Human Deep Space Exploration

Private Mars colonization venture contracts with Lockheed, SSTL for robotic precursor studies

Space News (12/10): Mars One announces contracts with Lockheed Martin and Surrey Satellite Technology, of England, for studies of a robotic lander and communications satellite that could be launched in 2018. The Dutch nonprofit is engaged in establishing a colony of Martian volunteers by 2025.

Unmanned Deep Space Exploration

Bolden clarifies NASA’s position on flagship missions

Spacepolicyonline.com (12/10): NASA Administrator Charles Bolden clarifies the agency’s position on its most expensive, or flagship, science missions. The website shares credit with those who first published the new statement that seems to contradict earlier comments made by the administrator before the National Research Council. The latest statement was delivered to NASA officials attending the American Geophysical Union conference in San Francisco this week.

Top NASA scientists grapple with budget cuts: A struggle to keep new missions coming

Planetary Society (12/10): Concerns over future NASA spending on planetary science missions rises as a concern among scientists attending the American Geophysical Union fall conference in San Francisco. John Grunsfeld, NASA’s associate administrator for science, and Ellen Stofan, the agency’s chief scientist, offer assurances the agency is getting the most from missions in flight. Others are in development for destinations including an asteroid and Mars.

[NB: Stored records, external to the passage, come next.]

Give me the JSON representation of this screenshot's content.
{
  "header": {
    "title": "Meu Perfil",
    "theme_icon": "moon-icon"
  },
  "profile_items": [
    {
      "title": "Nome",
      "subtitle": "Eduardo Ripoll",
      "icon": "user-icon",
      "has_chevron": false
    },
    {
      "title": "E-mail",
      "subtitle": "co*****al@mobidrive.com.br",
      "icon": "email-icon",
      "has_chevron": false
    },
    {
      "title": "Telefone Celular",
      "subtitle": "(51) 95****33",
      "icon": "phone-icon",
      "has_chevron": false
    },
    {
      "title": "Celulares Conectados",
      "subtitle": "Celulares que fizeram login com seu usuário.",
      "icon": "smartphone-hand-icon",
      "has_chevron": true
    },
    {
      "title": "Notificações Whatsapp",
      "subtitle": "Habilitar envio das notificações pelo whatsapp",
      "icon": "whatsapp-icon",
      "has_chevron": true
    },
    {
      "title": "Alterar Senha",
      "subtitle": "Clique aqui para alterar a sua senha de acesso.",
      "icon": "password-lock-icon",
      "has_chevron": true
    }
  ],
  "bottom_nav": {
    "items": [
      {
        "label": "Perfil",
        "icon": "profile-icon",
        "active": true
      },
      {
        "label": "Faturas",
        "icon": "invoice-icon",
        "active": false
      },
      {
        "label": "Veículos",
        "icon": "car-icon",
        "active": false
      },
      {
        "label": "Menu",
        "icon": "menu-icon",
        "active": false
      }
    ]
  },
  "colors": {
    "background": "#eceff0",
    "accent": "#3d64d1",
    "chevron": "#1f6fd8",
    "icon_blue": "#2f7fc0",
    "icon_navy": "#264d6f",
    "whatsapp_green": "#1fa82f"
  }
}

Curiosity determines ancient lake was habitable while MRO suggests water might still flow on Mars

AmericaSpace.com (12/10): Results from two NASA Mars missions, the Curiosity rover and the Mars Reconnaissance Orbiter, suggest the red planet once had water flowing on its surface and hosted habitable environments. Observations by MRO also suggest that Mars hosts underground water that rises to the surface seasonally. The findings were presented at the American Geophysical Union meeting in San Francisco this week.

Does water still flow across Mars? Dark, mysterious tracks hold clues

Los Angeles Times (12/10): Images of the planet’s surface taken by the NASA’s Mars Reconnaissance Orbiter suggest water emerges from the subsurface and flows down crater walls.

Comet ISON appears to be ‘dead’: No special glow now from comet ISON in December.

USA Today (12/10): Comet ISON’s brush with the sun on Nov. 28 appears to have been devastating for the comet many once hoped would appear as a bright object in the darkened skies of the Earth’s Northern Hemisphere.

Over-budget ICESat 2 mission under review

From Spaceflightnow.com: NASA notifies lawmakers a technically challenging Earth observation mission has budget difficulties. Congressional notification is required when a mission exceeds its budget by 15 percent, according to Space News — the first news outlet to report the development.

Motion of Earth and moon recorded by Juno spacecraft

Spaceflightnow.com: NASA’s Jupiter bound Juno mission sped past the Earth during an Oct. 9 flyby to gain a gravity assist. Cameras on the fast moving spacecraft caught the interplay between the Earth and the moon.

Russian meteor, from birth to fiery death: An asteroid’s story

Space.com (12/10): Scientists take an in depth look at the meteor that exploded over Chelyabinsk, Russia in mid-February. The impactor itself was once part of a larger planetary body that was shattered, say experts who presented their findings this week at the American Geophysical Union fall meeting in San Francisco.

Cassini spies mysterious object named `Peggy’ at edge of Saturn’s rings

Wired News (12/10): NASA’s Cassini mission cameras spot odd disturbance in Saturn’s A ring.

Low Earth Orbit

ISS pioneers recall early days of space outpost

Florida Today (12/10): NASA’s first shuttle International Space Station assembly crew reminisces over their flight 15 years ago this month. Crew was led by Robert Cabana, director of NASA’s Kennedy Space Center.

Video: Cirque du Soleil skip-rope artist is a real aerospace engineer

Orlando Sentinel (12/10): Japanese aerospace engineer turns to Cirque du Soleil as a performer in his quest for weightlessness. Yusuke Funaki developed small satellites and robot arms for the International Space Station, the Sentinel reports.

Commercial to Low Earth Orbit

Orbital’s RD-180 lawsuit headed for trial after judge rejects ULA’s motion

Space News (12/10): Orbital Sciences Corp. and United Launch Alliance may be headed for trial over access to the Russian made RD-180 rocket engine, after a Virginia judge declines to dismiss the case brought by Orbital. Orbital wishes to purchase the engines for use aboard the company’s family of rockets.